A second thread, and one that resonates strongly with Planetary AI, was the insistence that AI development must be situated within a finite world. Current trajectories assume infinite scalability, demanding ever more data, compute, and infrastructure. However, AI expansion is already entangled in competing claims over resources. The siting of data centres, and the intensified extraction of minerals required for hardware, is placing growing pressures on land, water, and energy systems, often with limited participation of affected communities in decision-making. In response, participants called for AI infrastructure development to be subject to mandatory prior assessments of resource use and territorial impact. They further stressed that affected communities and local governments must not only be consulted in decisions surrounding AI infrastructure development, but must be guaranteed enforceable rights over environmental information and the power to halt projects that exceed local ecological thresholds.
A third concern centred on how control over critical inputs to AI (compute, high-value datasets, cloud infrastructure) is concentrated. This allows dominant enterprises to set the terms on which others can build, through pricing structures, licensing structures, and technical dependencies that are difficult to exit. Even publicly funded AI initiatives are often routed tied up with privately controlled infrastructures, locking states and public institutions into long-term dependencies. Participants argued that foundational digital infrastructures, including DPIs, must be treated as public goods and governed accordingly, with strong safeguards to sustain public value creation. They further underscored the need for interventions to decentralise control over AI inputs, including obligations over dominant firms to ensure equitable access for public institutions, researchers and small firms.

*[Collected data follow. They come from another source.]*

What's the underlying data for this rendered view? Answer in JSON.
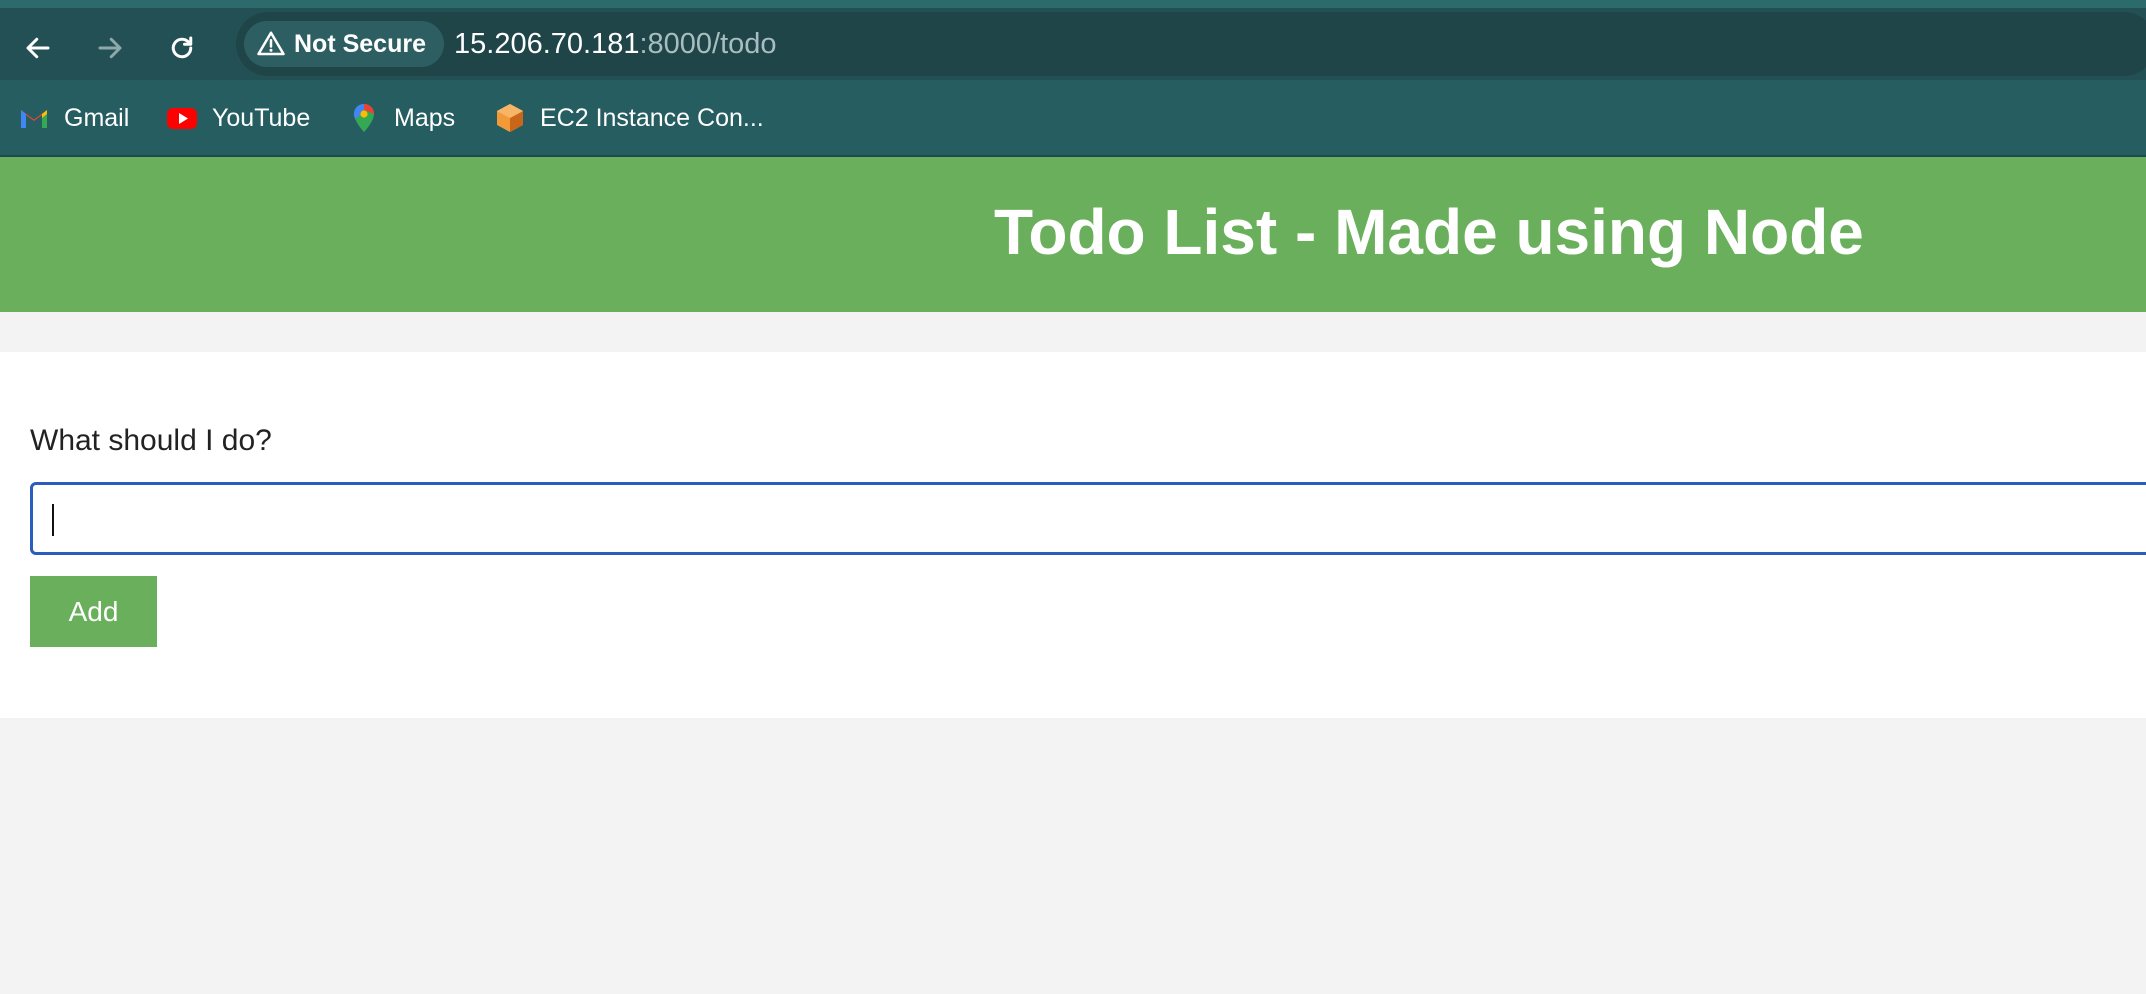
{
  "browser": {
    "security_label": "Not Secure",
    "url_host": "15.206.70.181",
    "url_path": ":8000/todo",
    "icons": {
      "back": "arrow-left-icon",
      "forward": "arrow-right-icon",
      "reload": "reload-icon",
      "security": "warning-triangle-icon"
    }
  },
  "bookmarks": [
    {
      "label": "Gmail",
      "icon": "gmail-icon"
    },
    {
      "label": "YouTube",
      "icon": "youtube-icon"
    },
    {
      "label": "Maps",
      "icon": "maps-icon"
    },
    {
      "label": "EC2 Instance Con...",
      "icon": "ec2-icon"
    }
  ],
  "page": {
    "title": "Todo List - Made using Node",
    "form": {
      "label": "What should I do?",
      "input_value": "",
      "button_label": "Add"
    }
  },
  "colors": {
    "toolbar": "#235054",
    "bookmarks_bar": "#265d61",
    "header_green": "#6aaf5b",
    "input_focus_border": "#2a5dbf",
    "page_background": "#f3f3f3"
  }
}
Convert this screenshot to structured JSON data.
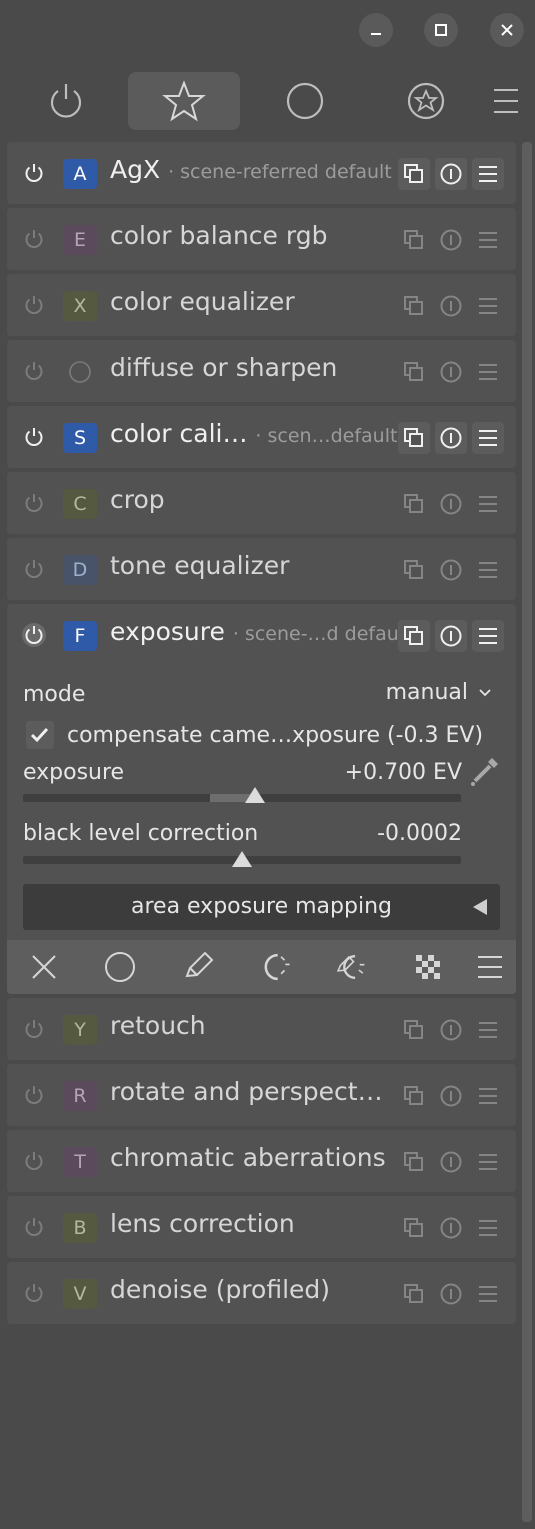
{
  "window": {
    "controls": [
      "minimize-icon",
      "maximize-icon",
      "close-icon"
    ]
  },
  "tabs": [
    {
      "icon": "power-icon",
      "active": false
    },
    {
      "icon": "star-icon",
      "active": true
    },
    {
      "icon": "circle-icon",
      "active": false
    },
    {
      "icon": "presets-icon",
      "active": false
    }
  ],
  "modules_top": [
    {
      "letter": "A",
      "name": "AgX",
      "preset": "· scene-referred default",
      "on": true,
      "badge_bg": "#2f5aa8",
      "badge_fg": "#ffffff"
    },
    {
      "letter": "E",
      "name": "color balance rgb",
      "preset": "",
      "on": false,
      "badge_bg": "#5a4a5c",
      "badge_fg": "#b6a3b8"
    },
    {
      "letter": "X",
      "name": "color equalizer",
      "preset": "",
      "on": false,
      "badge_bg": "#55593f",
      "badge_fg": "#b5b89c"
    },
    {
      "letter": "",
      "name": "diffuse or sharpen",
      "preset": "",
      "on": false,
      "badge_bg": "transparent",
      "badge_fg": "#8a8a8a"
    },
    {
      "letter": "S",
      "name": "color cali…",
      "preset": "· scen…default",
      "on": true,
      "badge_bg": "#2f5aa8",
      "badge_fg": "#ffffff"
    },
    {
      "letter": "C",
      "name": "crop",
      "preset": "",
      "on": false,
      "badge_bg": "#55593f",
      "badge_fg": "#b5b89c"
    },
    {
      "letter": "D",
      "name": "tone equalizer",
      "preset": "",
      "on": false,
      "badge_bg": "#48536a",
      "badge_fg": "#9fb0cc"
    }
  ],
  "exposure_module": {
    "letter": "F",
    "name": "exposure",
    "preset": "· scene-…d default",
    "mode_label": "mode",
    "mode_value": "manual",
    "compensate_label": "compensate came…xposure (-0.3 EV)",
    "compensate_checked": true,
    "exposure_label": "exposure",
    "exposure_value": "+0.700 EV",
    "exposure_level": 0.53,
    "black_label": "black level correction",
    "black_value": "-0.0002",
    "black_level": 0.5,
    "area_mapping_label": "area exposure mapping",
    "mask_icons": [
      "off-mask-icon",
      "drawn-mask-icon",
      "pencil-icon",
      "parametric-mask-icon",
      "drawn-parametric-mask-icon",
      "raster-mask-icon",
      "menu-icon"
    ]
  },
  "modules_bottom": [
    {
      "letter": "Y",
      "name": "retouch",
      "preset": "",
      "on": false,
      "badge_bg": "#55593f",
      "badge_fg": "#b5b89c"
    },
    {
      "letter": "R",
      "name": "rotate and perspect…",
      "preset": "",
      "on": false,
      "badge_bg": "#5a4a5c",
      "badge_fg": "#b6a3b8"
    },
    {
      "letter": "T",
      "name": "chromatic aberrations",
      "preset": "",
      "on": false,
      "badge_bg": "#5a4a5c",
      "badge_fg": "#b6a3b8"
    },
    {
      "letter": "B",
      "name": "lens correction",
      "preset": "",
      "on": false,
      "badge_bg": "#55593f",
      "badge_fg": "#b5b89c"
    },
    {
      "letter": "V",
      "name": "denoise (profiled)",
      "preset": "",
      "on": false,
      "badge_bg": "#55593f",
      "badge_fg": "#b5b89c"
    }
  ]
}
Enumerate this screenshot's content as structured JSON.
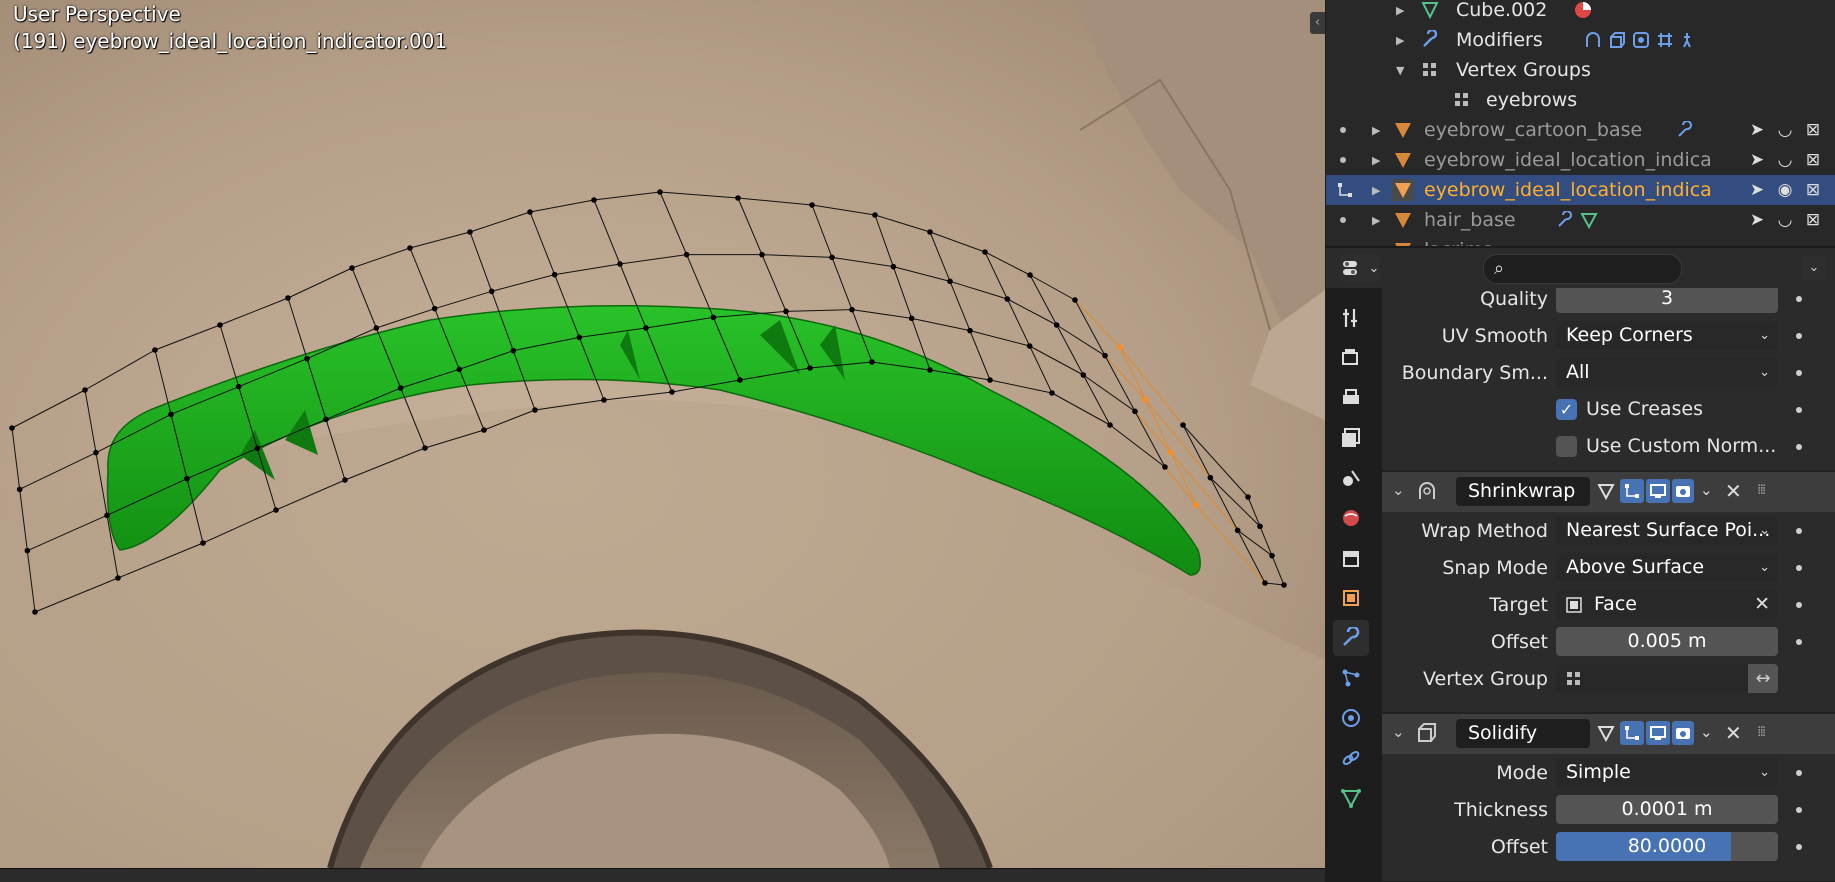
{
  "viewport": {
    "mode_label": "User Perspective",
    "object_label": "(191) eyebrow_ideal_location_indicator.001",
    "collapse_glyph": "‹"
  },
  "outliner": {
    "cube_label": "Cube.002",
    "modifiers_label": "Modifiers",
    "vertex_groups_label": "Vertex Groups",
    "vg_item_label": "eyebrows",
    "items": [
      {
        "label": "eyebrow_cartoon_base"
      },
      {
        "label": "eyebrow_ideal_location_indica"
      },
      {
        "label": "eyebrow_ideal_location_indica"
      },
      {
        "label": "hair_base"
      },
      {
        "label": "lacrima"
      }
    ]
  },
  "properties": {
    "search_placeholder": "",
    "subsurf": {
      "quality_label": "Quality",
      "quality_value": "3",
      "uv_smooth_label": "UV Smooth",
      "uv_smooth_value": "Keep Corners",
      "boundary_label": "Boundary Sm...",
      "boundary_value": "All",
      "use_creases_label": "Use Creases",
      "use_creases_checked": true,
      "use_custom_norm_label": "Use Custom Norm...",
      "use_custom_norm_checked": false
    },
    "shrinkwrap": {
      "name": "Shrinkwrap",
      "wrap_method_label": "Wrap Method",
      "wrap_method_value": "Nearest Surface Poi...",
      "snap_mode_label": "Snap Mode",
      "snap_mode_value": "Above Surface",
      "target_label": "Target",
      "target_value": "Face",
      "offset_label": "Offset",
      "offset_value": "0.005 m",
      "vertex_group_label": "Vertex Group",
      "vertex_group_value": ""
    },
    "solidify": {
      "name": "Solidify",
      "mode_label": "Mode",
      "mode_value": "Simple",
      "thickness_label": "Thickness",
      "thickness_value": "0.0001 m",
      "offset_label": "Offset",
      "offset_value": "80.0000",
      "offset_fraction": 0.79
    }
  },
  "colors": {
    "active_object": "#ffaf29",
    "selected_row": "#334d80",
    "accent_blue": "#4772b3",
    "eyebrow_green": "#1fa31f"
  }
}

These reflections offer a counterpoint as well as a direction for AI governance processes, including the upcoming Global AI Dialogue in Geneva. Multilateral governance forums have continued to prioritize voluntary commitments framed as “responsible innovation”, even as the need for binding obligations has become starkly clearer. In contrast, the framework of baselines demands confronting the logics of extraction, concentration, and externalisation that underpin contemporary AI development. It centres the need for enforceable constraints and redistribution of control across the AI value chain. The credibility of AI governance processes increasingly depends on whether they can move beyond managing risks to breaking entrenched concentrations of power, thereby enabling alternative pathways for AI development.